CRASH is a rare beast among magazines — everything short of the printing is done by a small team based in Ludlow, Shropshire. Here’s a short tour of the process, from writing to the final details of design.
To 300,000 readers, CRASH’s public face is its writers — and none is more written-to than Playing Tips Editor Nick Roberts. Spending hours at the Towers after school every day, Nick tests all the tips and POKEs that arrive (well, nearly all...) and files them for future use.
Choosing each month’s maps is a task too — there’s never enough space, and that’s the perennial complaint of writers and editors (except when the deadline is really close and they start complaining there’s too much space to fill).
Meanwhile, other writers at the Ludlow headquarters are working on reviews and features, while out-of-house columnists like Philippa Irving and Simon N Goodwin slave away over hot Spectrums in their own corners of the country, phoning in occasionally to discuss what they’re writing.
And as the games come in for review, photographers Cameron Pound and Michael Parkinson hurry to get the screenshots taken — always shooting as many as possible in case the game’s an unexpected Smash!
The writers may be the magazine’s public face, but between the writers and the printed words there’s a series of editors. Usually a finished article goes first to Subeditor David Peters, who corrects any mistakes, double-checks with the writer if something doesn’t make sense, and often has to cut the piece to fit the allocated space.
Then the polished product comes to Managing Editor Barnaby Page (pictured), for a final read-through before it goes on an Amstrad disk and down the road to Tortoise Shell Press, a local printing company which typesets all of CRASH, ZZAP! 64 and THE GAMES MACHINE.
Besides choosing pictures, writing sarcastic captions and hurrying everyone else, Barnaby also puts typesetting codes in the article so it comes out in the correct size and typeface — blame him for the occasional mi stakes Like Ωthis.
Copy (the journalist’s and ad man’s jargon for written material) comes back from the typesetter on bromide paper in long strips of text. It’s photocopied so the editors can check for any mistakes — you always miss something on the screen, somehow — and sent up to the Art Department where designers Markie Kendrick (pictured) and Wayne Alien make it look like a magazine. They stick the strips of text down on boards the size and shape of a CRASH page, saving spaces for pictures, blowing up (enlarging) or reducing (shrinking) headlines on a process camera, and remembering all the fiddly bits like keylines (the lines that separate parts of the page) and page numbers.
Black-and-white pictures are made into photomechanical tints (PMTs) on the process camera — because mono photos are made up of every shade from black to white, but a printing press can only handle solid black and solid white. A PMT is made up entirely of minuscule black dots and white dots, so it can be used for printing, but it simulates shading by subtly increasing the concentration of black dots as an area grows darker. (If you look at any of the pictures on this page through a powerful magnifying glass you’ll see exactly how it works.) When all that’s done the patches arrive — single lines or paragraphs of text typeset again with mistakes corrected. They have to be stuck down in the right place, and sometimes it’s a race against time to get the corrections in.

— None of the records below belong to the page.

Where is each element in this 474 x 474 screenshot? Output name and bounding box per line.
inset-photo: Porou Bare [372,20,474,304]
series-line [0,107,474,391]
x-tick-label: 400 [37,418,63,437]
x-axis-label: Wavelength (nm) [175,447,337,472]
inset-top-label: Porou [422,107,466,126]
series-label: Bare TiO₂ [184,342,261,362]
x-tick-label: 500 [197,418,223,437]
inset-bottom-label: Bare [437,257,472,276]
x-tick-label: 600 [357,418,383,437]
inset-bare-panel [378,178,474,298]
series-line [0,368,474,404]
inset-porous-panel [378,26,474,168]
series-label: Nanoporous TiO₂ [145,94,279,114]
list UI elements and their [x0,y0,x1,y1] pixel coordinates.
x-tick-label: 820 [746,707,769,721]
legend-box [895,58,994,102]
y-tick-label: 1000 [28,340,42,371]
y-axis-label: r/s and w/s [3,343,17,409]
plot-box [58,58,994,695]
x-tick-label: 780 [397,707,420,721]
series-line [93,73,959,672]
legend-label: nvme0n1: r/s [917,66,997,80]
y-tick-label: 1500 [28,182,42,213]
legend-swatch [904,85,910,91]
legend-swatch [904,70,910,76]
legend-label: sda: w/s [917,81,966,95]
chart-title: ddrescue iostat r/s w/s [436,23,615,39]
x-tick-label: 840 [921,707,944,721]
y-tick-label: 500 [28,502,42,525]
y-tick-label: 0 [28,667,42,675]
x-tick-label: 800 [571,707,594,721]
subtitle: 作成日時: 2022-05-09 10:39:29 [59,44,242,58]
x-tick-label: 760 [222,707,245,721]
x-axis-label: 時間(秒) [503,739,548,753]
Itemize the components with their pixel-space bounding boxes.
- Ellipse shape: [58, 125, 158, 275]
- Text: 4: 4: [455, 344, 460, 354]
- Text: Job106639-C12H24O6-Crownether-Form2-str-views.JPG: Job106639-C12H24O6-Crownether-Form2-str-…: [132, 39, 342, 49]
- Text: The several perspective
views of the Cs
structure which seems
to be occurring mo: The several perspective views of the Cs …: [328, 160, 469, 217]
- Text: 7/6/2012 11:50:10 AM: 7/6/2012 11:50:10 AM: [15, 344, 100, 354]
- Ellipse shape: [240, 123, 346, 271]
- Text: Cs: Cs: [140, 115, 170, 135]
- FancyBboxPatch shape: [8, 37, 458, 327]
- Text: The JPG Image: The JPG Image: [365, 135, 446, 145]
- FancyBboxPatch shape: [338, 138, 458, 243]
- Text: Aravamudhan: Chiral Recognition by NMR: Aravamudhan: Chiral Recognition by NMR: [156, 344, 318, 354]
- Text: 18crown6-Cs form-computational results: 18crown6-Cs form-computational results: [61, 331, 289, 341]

Finally, the page is ready for colour mark-up... and by now someone in film-planning is probably breathing down the Art Department’s neck.
The film-planners add colour to pages. Every bit of coloured text or background (photos are a different story) is a combination of magenta (a purplish red), cyan (green-blue) and yellow in different strengths. Those three form a set of primary colours, so any colour can be created by mixing them in different strengths.
The Art Department’s designers mark each page with the mixture of colours required — for instance, the Forum page on the back of this was marked ‘50% yellow, 30% magenta’. (It’s just a colour cocktail, really.)
Then the film-planners prepare a film for each of the three colours, by masking out the bits that aren’t that colour and shooting it on a special camera. Another piece of film is shot for the ordinary black text and keylines. And all that’s done for every page.
But the millions of shades on colour photos are far too complex to do by hand, so they’re sent to Scan Studios in north London where a laser-scanning machine does the same job, producing those four films (called separations) for each picture. The separations come back to Ludlow where they’re slotted into the page’s film.
When every page has been shot to film, the issue ‘goes to bed’ — work’s finished for the Ludlow team (except the Production Controller, standing by to deal with any last-minute printing problems — and the accountants waiting for the money to flood in!) We send those films to Carlisle WebOffset, they run off 130,000 copies and... Here it is.